Future issues include improving a methodology in order to further enhance the detection accuracy for driver’s cognitive distraction and identifying significant features from among new physiological signals such as the blinking rate, so that they can be used in an intelligent driver monitoring system. To identify even more details of cognitive distraction, it is necessary to increase the number of classes. But then, how to deal with the computational cost should be considered because the required number of binary classifiers increases exponentially.

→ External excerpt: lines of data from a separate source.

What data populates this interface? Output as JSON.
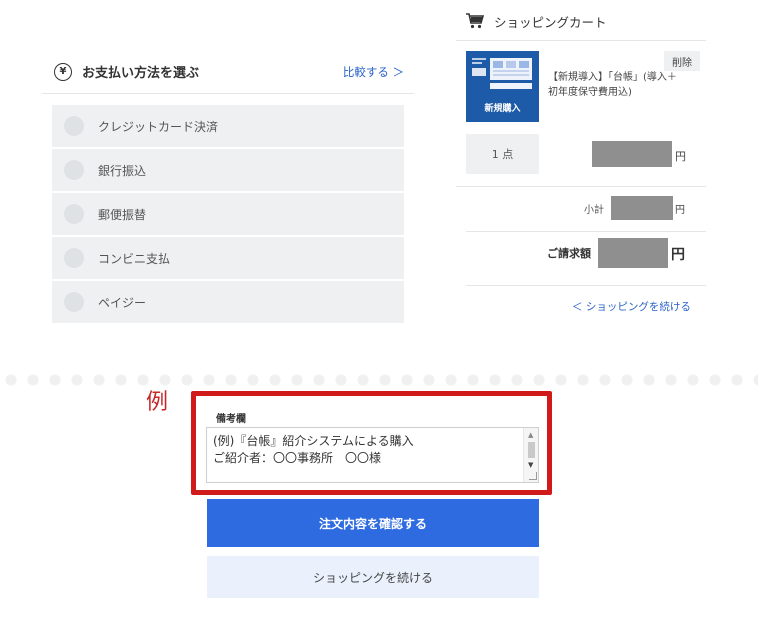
{
  "payment": {
    "title": "お支払い方法を選ぶ",
    "compare_link": "比較する ＞",
    "options": [
      {
        "label": "クレジットカード決済"
      },
      {
        "label": "銀行振込"
      },
      {
        "label": "郵便振替"
      },
      {
        "label": "コンビニ支払"
      },
      {
        "label": "ペイジー"
      }
    ]
  },
  "cart": {
    "title": "ショッピングカート",
    "delete_label": "削除",
    "product": {
      "thumb_label": "新規購入",
      "name": "【新規導入】「台帳」(導入＋初年度保守費用込)"
    },
    "quantity": "1 点",
    "price_unit": "円",
    "subtotal_label": "小計",
    "subtotal_unit": "円",
    "total_label": "ご請求額",
    "total_unit": "円",
    "continue_link": "＜ ショッピングを続ける"
  },
  "example_label": "例",
  "remarks": {
    "label": "備考欄",
    "value": "(例)『台帳』紹介システムによる購入\nご紹介者：〇〇事務所　〇〇様"
  },
  "buttons": {
    "confirm": "注文内容を確認する",
    "continue": "ショッピングを続ける"
  },
  "colors": {
    "accent_blue": "#2e6ae0",
    "highlight_red": "#d11a1a",
    "masked_gray": "#8f8f8f"
  }
}
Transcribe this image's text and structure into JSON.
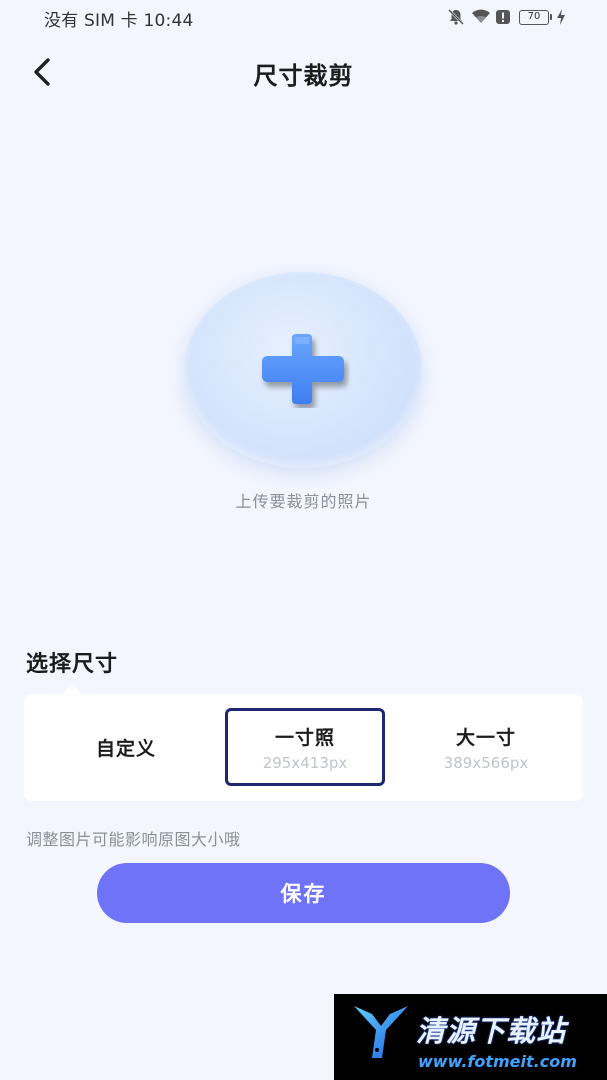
{
  "status_bar": {
    "carrier_time": "没有 SIM 卡 10:44",
    "battery": "70",
    "icons": [
      "bell-off-icon",
      "wifi-icon",
      "alert-icon",
      "battery-icon",
      "charging-icon"
    ]
  },
  "nav": {
    "back_icon": "chevron-left-icon",
    "title": "尺寸裁剪"
  },
  "upload": {
    "icon": "plus-icon",
    "hint": "上传要裁剪的照片"
  },
  "size_section": {
    "title": "选择尺寸",
    "selected_index": 1,
    "options": [
      {
        "label": "自定义",
        "dimension": ""
      },
      {
        "label": "一寸照",
        "dimension": "295x413px"
      },
      {
        "label": "大一寸",
        "dimension": "389x566px"
      }
    ]
  },
  "note": "调整图片可能影响原图大小哦",
  "save_label": "保存",
  "watermark": {
    "text": "清源下载站",
    "url": "www.fotmeit.com"
  },
  "colors": {
    "background": "#f3f6fe",
    "accent": "#6e73f7",
    "selected_border": "#1d2870",
    "plus": "#4d8cf5"
  }
}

Such a system is one important constituent technology of a potential driver supporting system at the area of the prevention safety aimed at lowering the number of the traffic accidents.

Conflict of Interests

The authors of this paper have no conflict of interests to disclose.

Acknowledgments

The present work received generous support from the TOYOTA Info Technology Center Co., LTD. The authors are grateful to Kishimoto Yoshifumi and Atsushi Nagase, for their important contributions to the experiments.They also appreciate the computing services offered by the high-performance computing cluster at the Institute of Information Science and Technology at Aichi Prefectural University.